After closing the warehouse doors, he led the way to the pub. They strode together down the center of the road through town, which seemed deserted now that Cassia had a chance to pay attention. While her new friend tried to impress her by prattling on about the farmland he was about to buy, she peered through store windows and in between buildings for the settlers she’d seen shopping a few minutes earlier. She noticed movement inside the general depot, but aside from that, it seemed everyone had taken a simultaneous lunch break.

That struck her as odd.

She turned to the boy to ask for an explanation, only he wasn’t there anymore. She spotted his retreating form just before he ducked out of sight behind the washhouse.

Her senses fired a red alert.

She halted her steps, darting glances in every direction. Ahead of her, three men stepped out of the pub and ambled onto the street. Her eyes took in the restraints hanging from their utility belts, and she instantly pegged them as bounty hunters. Fear gripped her, but then sunlight glinted off a metal disk embedded in one man’s temple—a prefrontal cortex blocker—and the bottom fell out of her stomach.

These weren’t ordinary bounty hunters.

In a flash, she whirled around and sprinted between two buildings, heading toward a nearby soy field. The short, leafy stalks wouldn’t hide her, but she had to lead the men away from her ship before they tortured the captain into telling them where Kane had gone. The Daeva had found her, and these hunters had no limits. Kane’s name was on the contract, too, but unlike her, he was marked for death.

The worst kind.

When you want someone dead, you hire a hit man. When you want someone to scream until his vocal cords rupture, you call the Daeva. Cassia’s former captain had said that, and she’d never been able to get the image out of her head. She wouldn’t let that happen to Kane, not while she still had breath in her body.

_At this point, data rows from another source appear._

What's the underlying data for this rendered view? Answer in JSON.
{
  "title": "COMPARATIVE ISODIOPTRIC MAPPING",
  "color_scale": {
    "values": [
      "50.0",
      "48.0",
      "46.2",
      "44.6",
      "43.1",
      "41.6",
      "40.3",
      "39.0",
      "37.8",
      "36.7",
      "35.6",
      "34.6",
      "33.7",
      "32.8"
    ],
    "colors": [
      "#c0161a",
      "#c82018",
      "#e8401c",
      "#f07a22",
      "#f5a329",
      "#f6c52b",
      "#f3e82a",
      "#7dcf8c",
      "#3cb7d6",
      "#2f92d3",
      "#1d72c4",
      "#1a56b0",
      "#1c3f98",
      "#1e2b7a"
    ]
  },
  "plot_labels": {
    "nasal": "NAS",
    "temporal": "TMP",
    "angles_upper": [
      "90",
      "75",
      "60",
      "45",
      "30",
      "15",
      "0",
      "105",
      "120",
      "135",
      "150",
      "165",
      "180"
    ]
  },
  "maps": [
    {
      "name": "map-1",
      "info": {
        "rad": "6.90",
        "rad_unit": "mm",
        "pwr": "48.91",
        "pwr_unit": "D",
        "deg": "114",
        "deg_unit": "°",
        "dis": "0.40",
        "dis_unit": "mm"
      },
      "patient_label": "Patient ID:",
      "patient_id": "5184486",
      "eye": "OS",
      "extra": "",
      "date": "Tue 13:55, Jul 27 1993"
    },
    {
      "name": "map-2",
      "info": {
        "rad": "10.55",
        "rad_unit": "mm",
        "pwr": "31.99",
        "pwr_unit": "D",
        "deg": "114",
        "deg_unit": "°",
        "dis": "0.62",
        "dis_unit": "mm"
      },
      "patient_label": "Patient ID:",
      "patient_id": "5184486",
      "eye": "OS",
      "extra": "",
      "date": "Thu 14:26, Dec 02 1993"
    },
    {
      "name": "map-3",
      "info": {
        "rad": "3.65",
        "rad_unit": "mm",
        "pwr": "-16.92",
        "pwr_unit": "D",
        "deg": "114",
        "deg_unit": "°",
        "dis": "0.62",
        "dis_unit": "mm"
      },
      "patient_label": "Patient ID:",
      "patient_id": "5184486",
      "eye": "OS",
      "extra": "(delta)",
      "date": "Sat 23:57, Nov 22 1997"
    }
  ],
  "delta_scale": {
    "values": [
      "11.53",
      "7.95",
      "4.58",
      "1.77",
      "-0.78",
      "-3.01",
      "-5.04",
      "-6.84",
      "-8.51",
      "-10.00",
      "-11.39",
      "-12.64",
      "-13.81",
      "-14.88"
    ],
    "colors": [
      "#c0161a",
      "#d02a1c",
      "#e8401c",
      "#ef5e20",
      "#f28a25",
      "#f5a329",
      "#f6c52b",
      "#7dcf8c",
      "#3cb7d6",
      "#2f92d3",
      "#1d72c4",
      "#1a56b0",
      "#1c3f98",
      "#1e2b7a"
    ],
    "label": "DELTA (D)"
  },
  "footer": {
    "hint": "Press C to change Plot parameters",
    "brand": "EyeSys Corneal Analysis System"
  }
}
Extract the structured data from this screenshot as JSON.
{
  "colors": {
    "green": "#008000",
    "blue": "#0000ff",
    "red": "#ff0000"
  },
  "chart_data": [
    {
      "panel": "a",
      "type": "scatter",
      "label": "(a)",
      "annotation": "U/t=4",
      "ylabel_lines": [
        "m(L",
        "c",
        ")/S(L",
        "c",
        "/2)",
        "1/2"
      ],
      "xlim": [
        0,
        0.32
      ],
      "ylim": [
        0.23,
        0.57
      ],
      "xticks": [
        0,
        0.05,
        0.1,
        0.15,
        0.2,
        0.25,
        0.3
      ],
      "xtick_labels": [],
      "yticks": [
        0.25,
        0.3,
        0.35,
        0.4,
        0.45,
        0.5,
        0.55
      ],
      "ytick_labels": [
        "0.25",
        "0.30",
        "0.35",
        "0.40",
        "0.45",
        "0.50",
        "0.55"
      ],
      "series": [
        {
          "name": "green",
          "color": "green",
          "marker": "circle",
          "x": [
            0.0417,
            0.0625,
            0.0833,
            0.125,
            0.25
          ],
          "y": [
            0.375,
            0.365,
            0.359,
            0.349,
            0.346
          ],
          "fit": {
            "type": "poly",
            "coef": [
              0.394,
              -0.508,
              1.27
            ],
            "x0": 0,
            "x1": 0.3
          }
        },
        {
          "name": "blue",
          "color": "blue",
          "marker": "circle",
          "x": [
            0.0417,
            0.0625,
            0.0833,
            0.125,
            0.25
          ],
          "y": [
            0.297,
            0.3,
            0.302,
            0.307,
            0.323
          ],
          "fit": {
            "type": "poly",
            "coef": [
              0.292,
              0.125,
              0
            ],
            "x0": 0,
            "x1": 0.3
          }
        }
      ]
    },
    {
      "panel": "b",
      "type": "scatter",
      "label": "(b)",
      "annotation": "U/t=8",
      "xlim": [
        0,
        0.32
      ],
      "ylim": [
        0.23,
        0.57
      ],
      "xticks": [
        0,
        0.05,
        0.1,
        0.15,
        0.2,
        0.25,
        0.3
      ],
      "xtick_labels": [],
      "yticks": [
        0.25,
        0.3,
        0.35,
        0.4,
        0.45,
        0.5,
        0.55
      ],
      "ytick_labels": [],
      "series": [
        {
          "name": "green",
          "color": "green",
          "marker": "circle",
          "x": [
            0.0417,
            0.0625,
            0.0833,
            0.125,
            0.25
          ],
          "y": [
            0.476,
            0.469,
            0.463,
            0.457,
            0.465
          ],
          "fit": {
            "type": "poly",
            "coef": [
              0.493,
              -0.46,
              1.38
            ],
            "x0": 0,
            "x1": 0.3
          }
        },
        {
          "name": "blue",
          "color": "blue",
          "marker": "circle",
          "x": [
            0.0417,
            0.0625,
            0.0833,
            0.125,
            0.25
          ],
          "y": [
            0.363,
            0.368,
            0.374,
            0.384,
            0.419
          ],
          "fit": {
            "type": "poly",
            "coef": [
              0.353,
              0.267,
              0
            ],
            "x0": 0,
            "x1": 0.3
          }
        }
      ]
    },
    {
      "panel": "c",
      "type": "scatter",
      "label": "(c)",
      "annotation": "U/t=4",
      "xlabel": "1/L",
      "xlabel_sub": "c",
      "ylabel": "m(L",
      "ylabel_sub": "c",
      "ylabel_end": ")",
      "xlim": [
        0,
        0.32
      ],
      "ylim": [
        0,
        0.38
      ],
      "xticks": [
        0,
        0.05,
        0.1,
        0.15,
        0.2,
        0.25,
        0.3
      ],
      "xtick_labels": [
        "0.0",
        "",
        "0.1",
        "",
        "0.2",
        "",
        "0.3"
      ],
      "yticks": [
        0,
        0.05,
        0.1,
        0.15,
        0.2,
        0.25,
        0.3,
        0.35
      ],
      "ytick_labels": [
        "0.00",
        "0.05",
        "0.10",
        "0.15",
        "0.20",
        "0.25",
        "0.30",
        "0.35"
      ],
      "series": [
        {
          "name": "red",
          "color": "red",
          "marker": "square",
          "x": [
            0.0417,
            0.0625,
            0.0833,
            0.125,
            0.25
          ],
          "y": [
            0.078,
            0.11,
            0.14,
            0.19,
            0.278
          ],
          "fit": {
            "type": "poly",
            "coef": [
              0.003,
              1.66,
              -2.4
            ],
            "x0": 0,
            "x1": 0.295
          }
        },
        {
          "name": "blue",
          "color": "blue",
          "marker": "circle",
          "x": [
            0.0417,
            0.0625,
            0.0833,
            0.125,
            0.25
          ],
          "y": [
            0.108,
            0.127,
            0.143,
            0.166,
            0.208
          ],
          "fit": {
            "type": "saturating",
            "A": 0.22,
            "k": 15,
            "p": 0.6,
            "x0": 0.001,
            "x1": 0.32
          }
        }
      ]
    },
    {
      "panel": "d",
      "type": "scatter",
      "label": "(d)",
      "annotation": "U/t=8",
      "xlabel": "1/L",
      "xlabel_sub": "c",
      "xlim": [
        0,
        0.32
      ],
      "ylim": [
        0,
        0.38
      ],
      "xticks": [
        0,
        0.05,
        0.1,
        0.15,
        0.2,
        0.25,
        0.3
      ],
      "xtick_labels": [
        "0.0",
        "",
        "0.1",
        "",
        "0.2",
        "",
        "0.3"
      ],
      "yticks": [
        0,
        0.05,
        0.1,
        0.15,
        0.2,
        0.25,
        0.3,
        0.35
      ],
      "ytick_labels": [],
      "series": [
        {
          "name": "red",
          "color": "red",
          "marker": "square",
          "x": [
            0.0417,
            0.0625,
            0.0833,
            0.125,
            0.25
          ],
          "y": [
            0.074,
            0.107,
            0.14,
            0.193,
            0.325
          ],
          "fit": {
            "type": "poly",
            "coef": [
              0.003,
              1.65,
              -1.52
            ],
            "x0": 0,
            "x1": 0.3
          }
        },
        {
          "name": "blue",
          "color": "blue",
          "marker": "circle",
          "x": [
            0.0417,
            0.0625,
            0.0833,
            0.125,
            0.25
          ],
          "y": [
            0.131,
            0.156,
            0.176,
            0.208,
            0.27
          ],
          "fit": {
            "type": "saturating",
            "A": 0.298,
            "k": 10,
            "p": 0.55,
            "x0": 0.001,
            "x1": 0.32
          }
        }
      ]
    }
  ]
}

She ignored the burning in her muscles and sprinted faster through the field. A sudden whizzing noise rose above the sound of boots pounding on soil, and before she had a chance to glance over her shoulder, something tangled around her ankles and sent her pitching forward.

She landed hard on her stomach with a grunt that knocked the wind from her lungs. Rolling aside, she tugged in vain at the bindings that had hobbled her. The ropes were metal, fixed in place by two interlocking spheres that wouldn’t release without a key.